Ma mère tenait ma main droite dans la sienne, je tendis l’autre.

« Mais c’est la main gauche, Davy ! » dit le monsieur en riant.

Ma mère voulut me faire tendre la main droite, mais j’étais décidé à ne pas le faire, on sait pourquoi. Je donnai la main gauche à l’étranger qui la serra cordialement en disant que j’étais un fameux garçon, puis il s’en alla.

Je le vis se retourner à la porte du jardin, et nous jeter un regard d’adieu avec ses yeux noirs et son expression de mauvais augure.

Peggotty n’avait pas dit une parole ni bougé le petit doigt, elle ferma les volets et nous rentrâmes dans le petit salon. Au lieu de venir s’asseoir près du feu, suivant sa coutume, ma mère restait à l’autre bout de la chambre, chantonnant à mi-voix.

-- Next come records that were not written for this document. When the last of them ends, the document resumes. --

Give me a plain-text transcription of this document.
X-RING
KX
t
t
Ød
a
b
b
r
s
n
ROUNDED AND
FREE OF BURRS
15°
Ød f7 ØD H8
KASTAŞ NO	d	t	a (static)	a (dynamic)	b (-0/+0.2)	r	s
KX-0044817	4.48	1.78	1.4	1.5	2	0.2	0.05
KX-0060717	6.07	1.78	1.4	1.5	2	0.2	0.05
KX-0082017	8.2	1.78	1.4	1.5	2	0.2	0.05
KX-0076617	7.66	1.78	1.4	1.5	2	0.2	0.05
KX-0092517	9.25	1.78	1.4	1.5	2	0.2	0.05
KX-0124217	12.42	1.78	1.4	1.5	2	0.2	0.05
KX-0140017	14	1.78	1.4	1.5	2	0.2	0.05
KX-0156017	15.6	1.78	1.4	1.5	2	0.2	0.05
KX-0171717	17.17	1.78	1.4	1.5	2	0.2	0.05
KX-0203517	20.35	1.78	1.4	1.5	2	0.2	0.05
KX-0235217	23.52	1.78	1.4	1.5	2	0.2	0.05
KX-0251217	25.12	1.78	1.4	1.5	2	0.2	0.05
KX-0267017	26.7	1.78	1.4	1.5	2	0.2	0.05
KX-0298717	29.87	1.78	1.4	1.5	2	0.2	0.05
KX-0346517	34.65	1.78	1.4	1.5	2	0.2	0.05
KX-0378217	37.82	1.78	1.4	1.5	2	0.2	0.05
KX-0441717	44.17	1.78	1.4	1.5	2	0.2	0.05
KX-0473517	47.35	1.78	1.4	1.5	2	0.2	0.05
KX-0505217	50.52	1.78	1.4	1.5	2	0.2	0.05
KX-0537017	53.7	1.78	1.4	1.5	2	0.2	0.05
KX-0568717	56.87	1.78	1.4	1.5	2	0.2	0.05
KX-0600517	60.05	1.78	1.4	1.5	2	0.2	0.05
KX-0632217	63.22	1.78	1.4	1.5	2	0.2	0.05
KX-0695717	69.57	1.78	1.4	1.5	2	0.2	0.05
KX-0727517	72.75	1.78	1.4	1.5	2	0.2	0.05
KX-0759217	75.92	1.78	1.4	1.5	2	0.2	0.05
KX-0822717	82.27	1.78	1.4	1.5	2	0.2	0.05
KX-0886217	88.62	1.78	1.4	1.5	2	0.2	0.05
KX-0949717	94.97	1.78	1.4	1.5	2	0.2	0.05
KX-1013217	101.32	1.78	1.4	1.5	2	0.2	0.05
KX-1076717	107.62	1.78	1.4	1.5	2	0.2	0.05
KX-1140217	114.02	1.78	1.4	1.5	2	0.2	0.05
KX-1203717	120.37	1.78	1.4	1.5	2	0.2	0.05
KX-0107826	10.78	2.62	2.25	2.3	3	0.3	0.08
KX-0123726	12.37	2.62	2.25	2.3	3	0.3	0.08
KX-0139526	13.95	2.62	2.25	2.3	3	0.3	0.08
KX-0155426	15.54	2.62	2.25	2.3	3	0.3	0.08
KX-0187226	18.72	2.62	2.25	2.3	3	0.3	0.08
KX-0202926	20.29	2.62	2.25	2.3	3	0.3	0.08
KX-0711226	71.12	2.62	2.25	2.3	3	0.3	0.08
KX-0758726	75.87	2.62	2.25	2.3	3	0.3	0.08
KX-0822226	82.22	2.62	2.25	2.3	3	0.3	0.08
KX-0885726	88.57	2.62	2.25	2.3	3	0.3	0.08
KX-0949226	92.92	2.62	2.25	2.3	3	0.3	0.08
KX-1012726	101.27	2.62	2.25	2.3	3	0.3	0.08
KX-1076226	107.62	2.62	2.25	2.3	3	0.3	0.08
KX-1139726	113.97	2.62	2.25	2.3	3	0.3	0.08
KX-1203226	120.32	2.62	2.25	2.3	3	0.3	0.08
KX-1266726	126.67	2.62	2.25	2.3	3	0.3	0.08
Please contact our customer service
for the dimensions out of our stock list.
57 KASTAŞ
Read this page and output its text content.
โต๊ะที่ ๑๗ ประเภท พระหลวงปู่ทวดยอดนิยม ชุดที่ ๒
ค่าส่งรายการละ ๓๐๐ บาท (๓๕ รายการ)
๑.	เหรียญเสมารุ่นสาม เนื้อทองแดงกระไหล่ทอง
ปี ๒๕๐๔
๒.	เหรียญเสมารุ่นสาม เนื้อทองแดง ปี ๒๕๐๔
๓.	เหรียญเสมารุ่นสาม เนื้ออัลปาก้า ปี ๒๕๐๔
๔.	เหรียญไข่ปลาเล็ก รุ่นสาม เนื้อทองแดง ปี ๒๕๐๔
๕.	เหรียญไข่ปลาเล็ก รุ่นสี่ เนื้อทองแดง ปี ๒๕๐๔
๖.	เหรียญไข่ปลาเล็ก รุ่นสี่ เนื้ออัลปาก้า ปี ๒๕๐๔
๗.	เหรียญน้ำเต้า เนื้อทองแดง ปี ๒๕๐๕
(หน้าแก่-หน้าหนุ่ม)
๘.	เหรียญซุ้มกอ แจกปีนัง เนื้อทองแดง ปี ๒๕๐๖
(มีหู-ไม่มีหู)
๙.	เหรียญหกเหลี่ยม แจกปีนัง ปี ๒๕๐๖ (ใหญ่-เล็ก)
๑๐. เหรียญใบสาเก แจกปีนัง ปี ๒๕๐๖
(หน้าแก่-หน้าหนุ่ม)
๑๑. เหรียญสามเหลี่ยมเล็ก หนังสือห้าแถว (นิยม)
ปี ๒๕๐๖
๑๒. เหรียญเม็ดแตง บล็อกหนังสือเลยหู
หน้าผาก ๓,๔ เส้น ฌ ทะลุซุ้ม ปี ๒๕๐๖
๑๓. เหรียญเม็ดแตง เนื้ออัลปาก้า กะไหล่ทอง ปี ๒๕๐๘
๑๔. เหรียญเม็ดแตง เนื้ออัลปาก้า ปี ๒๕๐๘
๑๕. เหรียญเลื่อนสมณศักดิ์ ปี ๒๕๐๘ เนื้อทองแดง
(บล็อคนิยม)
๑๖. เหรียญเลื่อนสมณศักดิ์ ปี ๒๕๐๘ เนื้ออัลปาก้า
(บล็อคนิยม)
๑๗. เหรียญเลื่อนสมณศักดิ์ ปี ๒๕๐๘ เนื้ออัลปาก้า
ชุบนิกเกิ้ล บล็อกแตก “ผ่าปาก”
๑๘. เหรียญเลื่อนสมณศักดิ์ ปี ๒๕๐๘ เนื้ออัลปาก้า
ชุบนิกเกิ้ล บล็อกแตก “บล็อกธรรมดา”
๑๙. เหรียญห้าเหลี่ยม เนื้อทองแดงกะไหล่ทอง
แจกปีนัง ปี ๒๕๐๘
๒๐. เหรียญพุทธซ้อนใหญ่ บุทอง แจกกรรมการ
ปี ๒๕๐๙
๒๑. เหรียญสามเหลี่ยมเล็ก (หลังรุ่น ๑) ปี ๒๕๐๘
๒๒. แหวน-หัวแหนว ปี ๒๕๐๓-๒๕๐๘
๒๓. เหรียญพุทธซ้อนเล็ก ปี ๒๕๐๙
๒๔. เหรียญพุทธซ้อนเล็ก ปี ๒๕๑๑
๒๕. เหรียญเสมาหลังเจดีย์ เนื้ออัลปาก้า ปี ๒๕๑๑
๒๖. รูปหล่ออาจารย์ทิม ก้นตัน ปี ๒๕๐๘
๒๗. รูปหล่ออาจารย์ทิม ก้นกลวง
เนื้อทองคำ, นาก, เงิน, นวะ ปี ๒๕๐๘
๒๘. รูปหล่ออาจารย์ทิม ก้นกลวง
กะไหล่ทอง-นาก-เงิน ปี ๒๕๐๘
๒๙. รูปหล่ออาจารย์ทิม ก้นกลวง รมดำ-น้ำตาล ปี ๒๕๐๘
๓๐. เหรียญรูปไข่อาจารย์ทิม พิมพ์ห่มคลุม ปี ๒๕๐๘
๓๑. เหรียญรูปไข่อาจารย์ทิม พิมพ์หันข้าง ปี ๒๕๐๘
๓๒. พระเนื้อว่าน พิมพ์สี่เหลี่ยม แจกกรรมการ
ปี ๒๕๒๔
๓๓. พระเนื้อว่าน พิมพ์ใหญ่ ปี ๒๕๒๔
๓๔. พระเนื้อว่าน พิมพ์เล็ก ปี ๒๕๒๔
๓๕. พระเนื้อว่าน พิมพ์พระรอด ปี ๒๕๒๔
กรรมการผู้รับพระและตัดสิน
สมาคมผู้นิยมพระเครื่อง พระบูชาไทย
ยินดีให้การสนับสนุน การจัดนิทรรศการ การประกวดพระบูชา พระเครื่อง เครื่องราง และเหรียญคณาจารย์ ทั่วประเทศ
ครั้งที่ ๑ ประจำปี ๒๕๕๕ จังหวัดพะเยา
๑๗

« J’espère que vous avez passé agréablement la soirée, madame ? dit Peggotty, debout au milieu du salon, un flambeau à la main, et roide comme un bâton.

— Très agréablement, Peggotty, reprit gaiement ma mère. Je vous remercie bien.

— Une figure nouvelle, cela fait un changement agréable, murmura Peggotty.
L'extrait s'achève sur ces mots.